The campaign stops where Donald Trump addresses the economy continue to produce some of his most confounding quotes of the election cycle while exposing his ignorance about elementary topics.
Reminiscent of his nonsensical statistics at a recent campaign event at Bedminster, N.J., and his struggle with scientific concepts like "wind" in another ostensibly economics-focused speech in North Carolina weeks ago, Trump’s tenuous grasp of basic math and science was on full display Thursday during campaign stops in Wisconsin and Michigan.
At a Wisconsin town hall, for example, Trump baselessly associated a reliance on wind power with people eating less bacon these days. The quote speaks for itself: “You take a look at bacon and some of these products. Some people don't eat bacon anymore. And we are going to get the energy prices down. When we get energy down — you know, this was caused by their horrible energy — wind, they want wind all over the place. But when it doesn't blow, we have a little problem.” I don't know how you can even fact-check a tangent like that.
At that same event, Trump repeated the xenophobic lie that immigrants have accounted for more than 100% — 107%, he claimed — of job growth during the Biden administration, despite that not being how math works.
In Michigan — in a speech billed as specifically focused on the economy — Trump repeated another lie about abortion, claiming six states allow doctors to kill babies after birth, including Democratic vice presidential nominee Tim Walz’s Minnesota. As has been noted in the past, killing a baby after birth is literally not abortion —it’s infanticide, which is illegal in every single state.
And in this same speech, Trump returned to his attacks on Algerian boxer and Olympic gold medalist Imane Khelif, who faced a right-wing smear campaign by Trump and others who accused her of not being a woman. In the speech, Trump alluded to Khelif, alleging that two trans women had unfairly competed in boxing at the Olympics and won gold — a blatant lie. In reality, there were no trans women competing in the Olympics at all, and claims to the contrary about Khelif largely stemmed from a dubious, unverified test in 2023 by a controversial Russian-led boxing organization.
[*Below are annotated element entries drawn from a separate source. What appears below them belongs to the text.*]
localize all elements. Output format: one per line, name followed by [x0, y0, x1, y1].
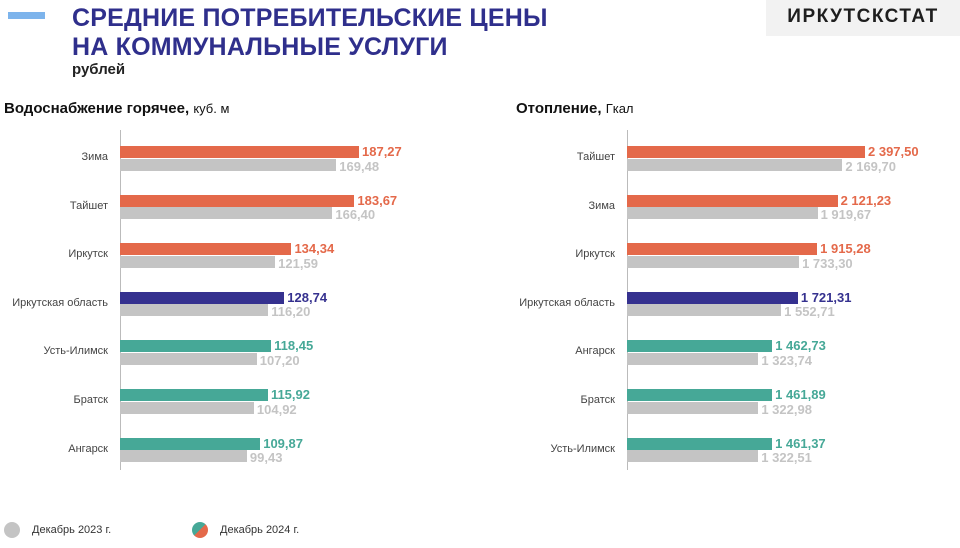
bar-2024 — [627, 340, 773, 353]
value-label-2023: 1 322,98 — [761, 401, 812, 417]
value-label-2024: 1 461,89 — [775, 387, 826, 402]
bar-2024 — [627, 194, 838, 207]
bar-2024 — [120, 243, 292, 256]
value-label-2024: 115,92 — [270, 387, 310, 402]
value-label-2024: 2 397,50 — [868, 144, 919, 159]
bar-2023 — [627, 207, 818, 220]
category-label: Зима — [81, 151, 108, 163]
value-label-2023: 104,92 — [256, 401, 297, 417]
chart-unit: куб. м — [193, 101, 230, 116]
category-label: Иркутская область — [12, 296, 108, 309]
category-label: Иркутская область — [519, 296, 615, 309]
bar-2023 — [120, 401, 254, 414]
bar-2023 — [120, 207, 333, 220]
title-line-1: СРЕДНИЕ ПОТРЕБИТЕЛЬСКИЕ ЦЕНЫ — [72, 4, 548, 32]
category-label: Иркутск — [68, 248, 108, 261]
value-label-2023: 2 169,70 — [845, 158, 896, 174]
category-label: Ангарск — [575, 345, 615, 358]
category-label: Усть-Илимск — [43, 345, 108, 358]
value-label-2024: 118,45 — [274, 338, 314, 354]
category-label: Тайшет — [576, 151, 615, 163]
value-label-2024: 109,87 — [263, 435, 303, 451]
category-label: Иркутск — [575, 248, 615, 261]
value-label-2023: 1 919,67 — [820, 207, 872, 223]
bar-2023 — [627, 304, 782, 317]
value-label-2024: 1 915,28 — [820, 241, 871, 257]
bar-2023 — [627, 255, 800, 268]
category-label: Тайшет — [69, 199, 108, 212]
value-label-2023: 116,20 — [271, 304, 311, 320]
legend-gray-dot-icon — [4, 522, 20, 538]
chart-unit: Гкал — [605, 101, 634, 116]
value-label-2024: 2 121,23 — [840, 192, 892, 208]
value-label-2024: 1 461,37 — [775, 435, 826, 451]
value-label-2024: 134,34 — [294, 241, 335, 257]
bar-2023 — [627, 352, 759, 365]
bar-2023 — [120, 158, 337, 171]
bar-2024 — [627, 146, 865, 158]
value-label-2023: 1 552,71 — [784, 304, 835, 320]
bar-2023 — [627, 450, 759, 463]
chart-title-heating: Отопление, Гкал — [516, 100, 634, 117]
category-label: Братск — [580, 394, 615, 406]
bar-2024 — [120, 340, 272, 353]
value-label-2024: 1 721,31 — [800, 289, 852, 305]
bar-2023 — [120, 304, 269, 317]
bar-2024 — [120, 194, 355, 207]
value-label-2023: 107,20 — [259, 352, 300, 368]
category-label: Зима — [588, 199, 615, 212]
category-label: Братск — [73, 394, 108, 406]
title-line-2: НА КОММУНАЛЬНЫЕ УСЛУГИ — [72, 33, 448, 61]
chart-title-text: Отопление, — [516, 100, 602, 117]
bar-2023 — [627, 158, 843, 171]
value-label-2023: 169,48 — [339, 158, 380, 174]
value-label-2023: 1 322,51 — [761, 450, 812, 466]
bar-2024 — [627, 243, 818, 256]
bar-2024 — [627, 437, 773, 450]
subtitle: рублей — [72, 61, 126, 78]
category-label: Усть-Илимск — [550, 442, 615, 455]
value-label-2023: 1 323,74 — [761, 352, 813, 368]
value-label-2024: 1 462,73 — [775, 338, 826, 354]
bar-2023 — [120, 450, 247, 463]
legend-label: Декабрь 2023 г. — [32, 524, 112, 536]
bar-2024 — [627, 291, 798, 304]
legend-item-2024: Декабрь 2024 г. — [192, 522, 299, 538]
bar-2023 — [627, 401, 759, 414]
value-label-2023: 166,40 — [335, 207, 376, 223]
page-title: СРЕДНИЕ ПОТРЕБИТЕЛЬСКИЕ ЦЕНЫ НА КОММУНАЛ… — [72, 4, 548, 62]
bar-2024 — [627, 389, 773, 401]
chart-water: Зима 187,27 169,48 Тайшет 183,67 166,40 Иркутс… — [0, 130, 480, 470]
value-label-2024: 183,67 — [357, 192, 398, 208]
legend-label: Декабрь 2024 г. — [220, 524, 300, 536]
value-label-2024: 128,74 — [287, 289, 328, 305]
accent-bar — [8, 12, 45, 19]
value-label-2023: 1 733,30 — [802, 255, 853, 271]
value-label-2023: 99,43 — [249, 450, 283, 466]
logo: ИРКУТСКСТАТ — [766, 0, 960, 36]
bar-2024 — [120, 437, 261, 450]
category-label: Ангарск — [68, 442, 108, 455]
chart-title-text: Водоснабжение горячее, — [4, 100, 190, 117]
chart-title-water: Водоснабжение горячее, куб. м — [4, 100, 229, 117]
bar-2023 — [120, 352, 257, 365]
legend-color-dot-icon — [192, 522, 208, 538]
legend-item-2023: Декабрь 2023 г. — [4, 522, 111, 538]
bar-2024 — [120, 389, 268, 401]
bar-2024 — [120, 291, 285, 304]
bar-2024 — [120, 146, 359, 158]
value-label-2024: 187,27 — [362, 144, 402, 159]
chart-heating: Тайшет 2 397,50 2 169,70 Зима 2 121,23 1 919,… — [480, 130, 960, 470]
bar-2023 — [120, 255, 276, 268]
value-label-2023: 121,59 — [278, 255, 318, 271]
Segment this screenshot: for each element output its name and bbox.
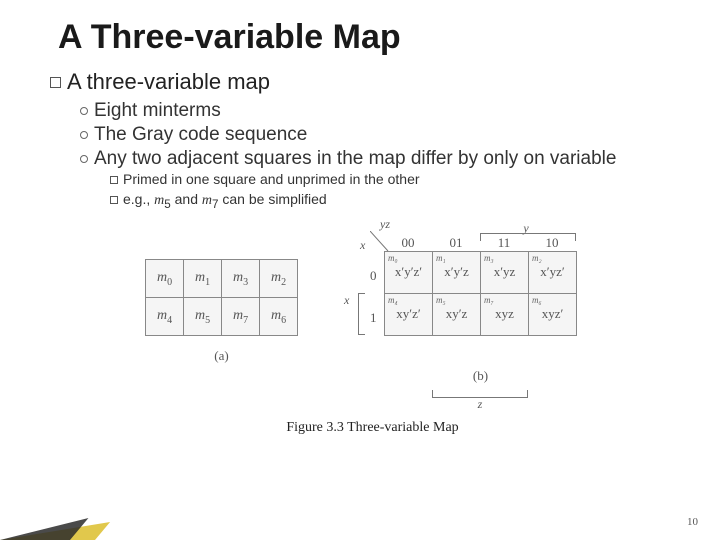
cell: m4 bbox=[146, 297, 184, 335]
table-row: m4 m5 m7 m6 bbox=[146, 297, 298, 335]
kmap-row-labels: 0 1 bbox=[370, 255, 377, 339]
figure-row: m0 m1 m3 m2 m4 m5 m7 m6 (a) bbox=[145, 221, 680, 384]
cell: m2 bbox=[260, 259, 298, 297]
cell: m₁x′y′z bbox=[433, 251, 481, 293]
bullet-level3: e.g., m5 and m7 can be simplified bbox=[50, 190, 680, 213]
kmap-col-headers: 00 01 11 10 bbox=[384, 235, 576, 251]
bullet-text: The Gray code sequence bbox=[94, 124, 307, 145]
bullet-text: Eight minterms bbox=[94, 100, 221, 121]
bullet-text-mid: and bbox=[171, 191, 202, 207]
row-label: 0 bbox=[370, 255, 377, 297]
cell: m6 bbox=[260, 297, 298, 335]
figure-area: m0 m1 m3 m2 m4 m5 m7 m6 (a) bbox=[50, 221, 680, 436]
bullet-level3: Primed in one square and unprimed in the… bbox=[50, 170, 680, 190]
square-bullet-small-icon bbox=[110, 176, 118, 184]
bullet-level2: The Gray code sequence bbox=[50, 123, 680, 147]
bullet-text: Any two adjacent squares in the map diff… bbox=[94, 148, 616, 169]
bullet-level2: Eight minterms bbox=[50, 99, 680, 123]
x-brace-label: x bbox=[344, 293, 349, 308]
cell: m0 bbox=[146, 259, 184, 297]
kmap-table: m₀x′y′z′ m₁x′y′z m₃x′yz m₂x′yz′ m₄xy′z′ … bbox=[384, 251, 577, 336]
bullet-text: Primed in one square and unprimed in the… bbox=[123, 171, 420, 187]
bullet-text-pre: e.g., bbox=[123, 191, 154, 207]
cell: m₃x′yz bbox=[481, 251, 529, 293]
cell: m₆xyz′ bbox=[529, 293, 577, 335]
cell: m7 bbox=[222, 297, 260, 335]
row-label: 1 bbox=[370, 297, 377, 339]
table-row: m0 m1 m3 m2 bbox=[146, 259, 298, 297]
col-header: 10 bbox=[528, 235, 576, 251]
cell: m5 bbox=[184, 297, 222, 335]
sublabel-b: (b) bbox=[348, 368, 577, 384]
heading-level1: A three-variable map bbox=[50, 69, 680, 95]
content-area: A three-variable map Eight minterms The … bbox=[0, 57, 720, 436]
col-header: 00 bbox=[384, 235, 432, 251]
figure-caption: Figure 3.3 Three-variable Map bbox=[145, 420, 680, 436]
slide-title: A Three-variable Map bbox=[0, 0, 720, 57]
cell: m₇xyz bbox=[481, 293, 529, 335]
cell: m3 bbox=[222, 259, 260, 297]
col-header: 01 bbox=[432, 235, 480, 251]
col-header: 11 bbox=[480, 235, 528, 251]
bullet-text-post: can be simplified bbox=[219, 191, 327, 207]
cell: m₅xy′z bbox=[433, 293, 481, 335]
table-row: m₀x′y′z′ m₁x′y′z m₃x′yz m₂x′yz′ bbox=[385, 251, 577, 293]
page-number: 10 bbox=[687, 516, 698, 528]
kmap-panel: yz x y 00 01 11 10 0 1 x bbox=[348, 221, 577, 384]
heading-text: A three-variable map bbox=[67, 69, 270, 94]
ring-bullet-icon bbox=[80, 131, 88, 139]
bullet-level2: Any two adjacent squares in the map diff… bbox=[50, 147, 680, 171]
cell: m₀x′y′z′ bbox=[385, 251, 433, 293]
mvar: m bbox=[154, 193, 164, 208]
sublabel-a: (a) bbox=[145, 348, 298, 364]
z-brace-label: z bbox=[432, 397, 528, 412]
ring-bullet-icon bbox=[80, 107, 88, 115]
cell: m1 bbox=[184, 259, 222, 297]
mvar: m bbox=[202, 193, 212, 208]
square-bullet-icon bbox=[50, 77, 61, 88]
cell: m₄xy′z′ bbox=[385, 293, 433, 335]
table-row: m₄xy′z′ m₅xy′z m₇xyz m₆xyz′ bbox=[385, 293, 577, 335]
cell: m₂x′yz′ bbox=[529, 251, 577, 293]
minterm-table: m0 m1 m3 m2 m4 m5 m7 m6 bbox=[145, 259, 298, 336]
ring-bullet-icon bbox=[80, 155, 88, 163]
x-brace-line bbox=[358, 293, 365, 335]
square-bullet-small-icon bbox=[110, 196, 118, 204]
minterm-panel: m0 m1 m3 m2 m4 m5 m7 m6 (a) bbox=[145, 221, 298, 364]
You might be wondering: What does any of this have to do with the economy? That’s the thing: It doesn’t. Trump can’t seem to help himself, though. When he talks about the economy, he often disregards basic facts or rambles dishonestly about other topics swirling around in his head.
Trump has every reason to give actual speeches focused on the economy. Despite the economy tanking in his last year as president (largely due to the pandemic), he’s still benefited from Americans’ historic bias favoring conservatives on economic issues. But recent data suggests Harris has been creeping up on him in that regard.
So theoretically, now would be a good time for Trump to offer focused, sane messaging on the economy, instead of rattling off bizarre lies about bacon, abortion, wind and trans people. The self-proclaimed stable genius fails to convince yet again.